By Admin – Steroidal.com
Watermelon is a fruit and quick digested carbohydrate with an array of health benefits. Containing thiamin, riboflavin, niacin, vitamin B-6, folate, pantothenic acid, magnesium, phosphorus, potassium, zinc, copper, manganese, selenium, choline, lycopene and betaine, its easy to see why watermelon is a popular fruit.
Watermelon, with its red edible flesh, contains more lycopene than any other fruit or vegetable, including tomatoes. Lycopene is a potent anti-oxidant and anti-cancer phytochemical and is the reason why tomatoes are seen as nutrient-rich vegetables. If you were not consuming watermelon or tomatoes, now would be a good time to adjust your nutrition plan.
So we know about its positive health benefits, but what about its effects if I’m a bodybuilder, athletes or someone that exercises regularly?
Well, there is good news; watermelon contains high amounts of L-citrulline, which can help maintain muscle mass when dieting. L-citrulline is an amino acid found in pre-workout and post-workout muscle building products due to increasing performance, muscle mass and strength. So, one could assume watermelon would benefit someone exercising or lifting weights.
According to nutritionists in Spain, at the Universidad Politecnica de Cartagena, ingesting watermelon may help reduce muscle soreness after training, or delayed onset muscle soreness (DOMs).
The study was done in August 2013 and looked at whether eating watermelon prior to heavy training would aid in recovery and reduce soreness.
First the Spanish nutritionists wanted to see if gut cells (Caco-2 cells) absorbed L-citrulline found in watermelon. The nutritionists used watermelon juice and also pasteurised watermelon juice. Pasteurisation is a method used to kill bacteria and is done by heating the food or liquid, but in our case, watermelon. The effect killed some of the compounds that are used in the uptake of L-citrulline, so the unpasteurised watermelon juice was a better source of L-citrulline.

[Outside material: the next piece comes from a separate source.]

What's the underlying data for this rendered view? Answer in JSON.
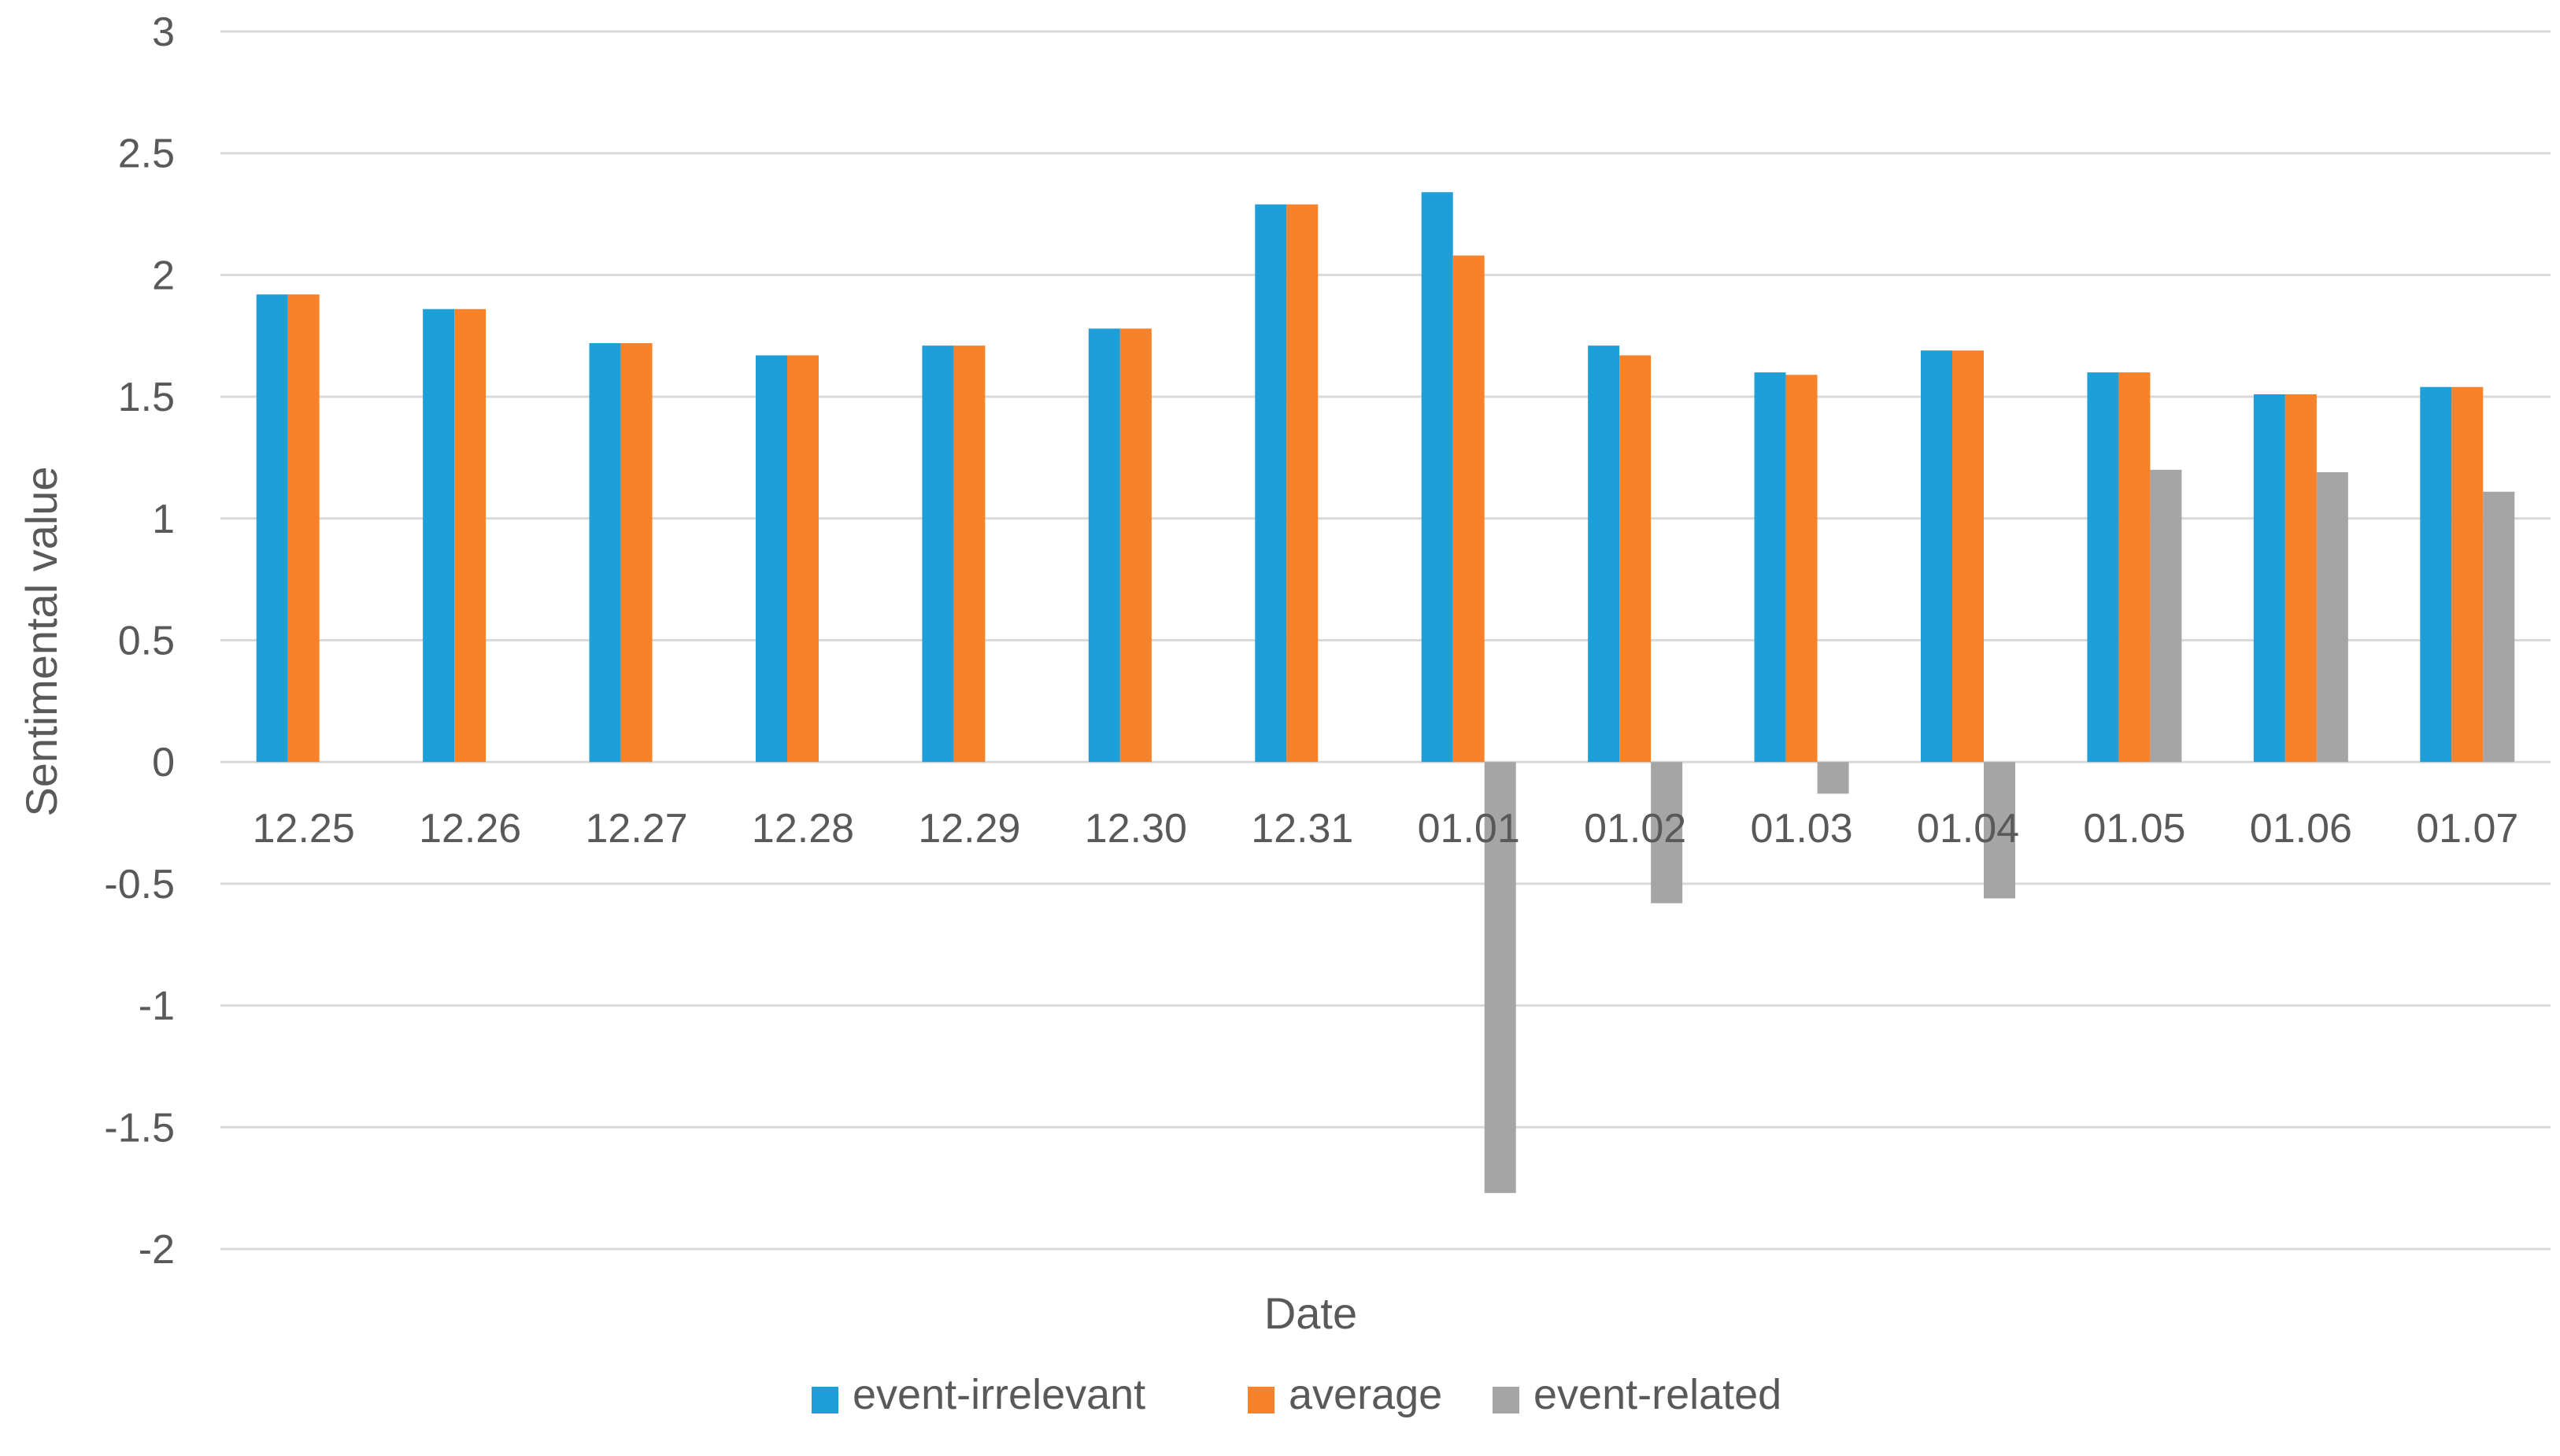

They used three different watermelon juices for the experiment. A control was used which was L-cittrulline, pasteurised juice [PW] and finally, unpasteurised melon juice [NW].
The different juices were given to a set of active students and results recorded. Half a litre [NW] of melon juice was given to them first and they were told to cycle for one hour, which was broken down to 30 second intervals, 8 times in a row.
On the two other occasions, the students were given no active ingredients [placebo], or melon juice the nutritionists had added 2g of L-citrulline to [EW].
Not much was observed that was statistically significant, but what they found was muscle soreness was less in the period following the exercise in the watermelon juice group [NW], and also in the group where L-citrulline was added [EW].
“This paper demonstrates the possible ‘functionality’ of watermelon juice rich in natural L-citrulline”, the researchers write. “Future research should be focused on the minimal concentrations of citrulline required for reduction of muscle fatigue and other health benefits in stress, athletic performance, and cardiovascular disease. This amino acid could be supplied as watermelon juice or as products enriched in L-citrulline from watermelon extraction.”
As we said earlier, if you’re not ingesting watermelon daily, it would be worth adding this excellent vitamin and nutrient-rich fruit into your diet plan, due to the above benefits.
J Agric Food Chem. 2013 Aug 7;61(31):7522-8.